What is Spin?

Spin is a given property  of particles (electrons, protons, neutrons, etc.) such as mass or charge. Spin is significant for the structure of atoms and molecules and forms the basis of magnetism and of many chemical phenomena. There are two comparisons to classical physics that illustrate spin properties:

1. Particles as tiny spinning tops

In classical physics, a so-called angular momentum can be attributed to any object that rotates. This depends on the mass and shape of the body and the speed at which it rotates. The spin also represents an angular momentum. In a model, small particles such as electrons can be described as globules rotating around their own axis. This idea is useful in explaining the behavior of particles; however, it does not correspond to measurable reality.

2. Particles as tiny magnets

A magnetic field is associated with the spin. You can imagine the particles in the model as tiny bar magnets with a north and a south pole.
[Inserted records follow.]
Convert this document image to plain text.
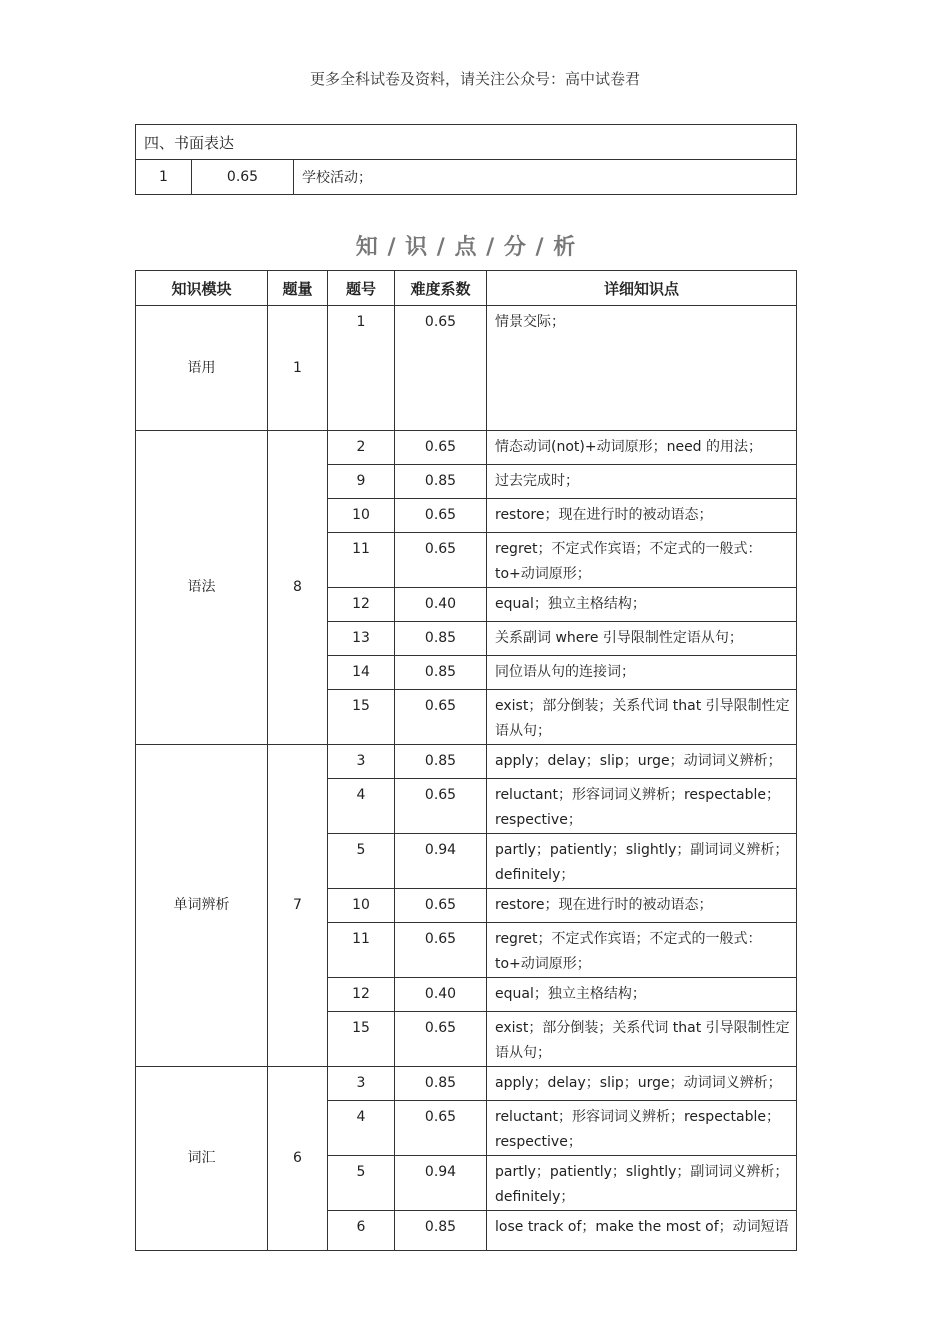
更多全科试卷及资料，请关注公众号：高中试卷君
四、书面表达
1	0.65	学校活动；
知 / 识 / 点 / 分 / 析
知识模块	题量	题号	难度系数	详细知识点
语用	1	1	0.65	情景交际；
语法	8	2	0.65	情态动词(not)+动词原形；need 的用法；
		9	0.85	过去完成时；
		10	0.65	restore；现在进行时的被动语态；
		11	0.65	regret；不定式作宾语；不定式的一般式：to+动词原形；
		12	0.40	equal；独立主格结构；
		13	0.85	关系副词 where 引导限制性定语从句；
		14	0.85	同位语从句的连接词；
		15	0.65	exist；部分倒装；关系代词 that 引导限制性定语从句；
单词辨析	7	3	0.85	apply；delay；slip；urge；动词词义辨析；
		4	0.65	reluctant；形容词词义辨析；respectable；respective；
		5	0.94	partly；patiently；slightly；副词词义辨析；definitely；
		10	0.65	restore；现在进行时的被动语态；
		11	0.65	regret；不定式作宾语；不定式的一般式：to+动词原形；
		12	0.40	equal；独立主格结构；
		15	0.65	exist；部分倒装；关系代词 that 引导限制性定语从句；
词汇	6	3	0.85	apply；delay；slip；urge；动词词义辨析；
		4	0.65	reluctant；形容词词义辨析；respectable；respective；
		5	0.94	partly；patiently；slightly；副词词义辨析；definitely；
		6	0.85	lose track of；make the most of；动词短语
Even if the magnetic fields of bar magnets and particles with spin have the same shape, there is an important difference in their behavior: bar magnets can rotate in any direction, but the orientation of quantum mechanical magnetic moments is “quantized”: the spin of electrons, for example, can take only exactly two orientations in an external magnetic field, denoted "spin up" and "spin down" (for experimental evidence see „The Stern-Gerlach experiment").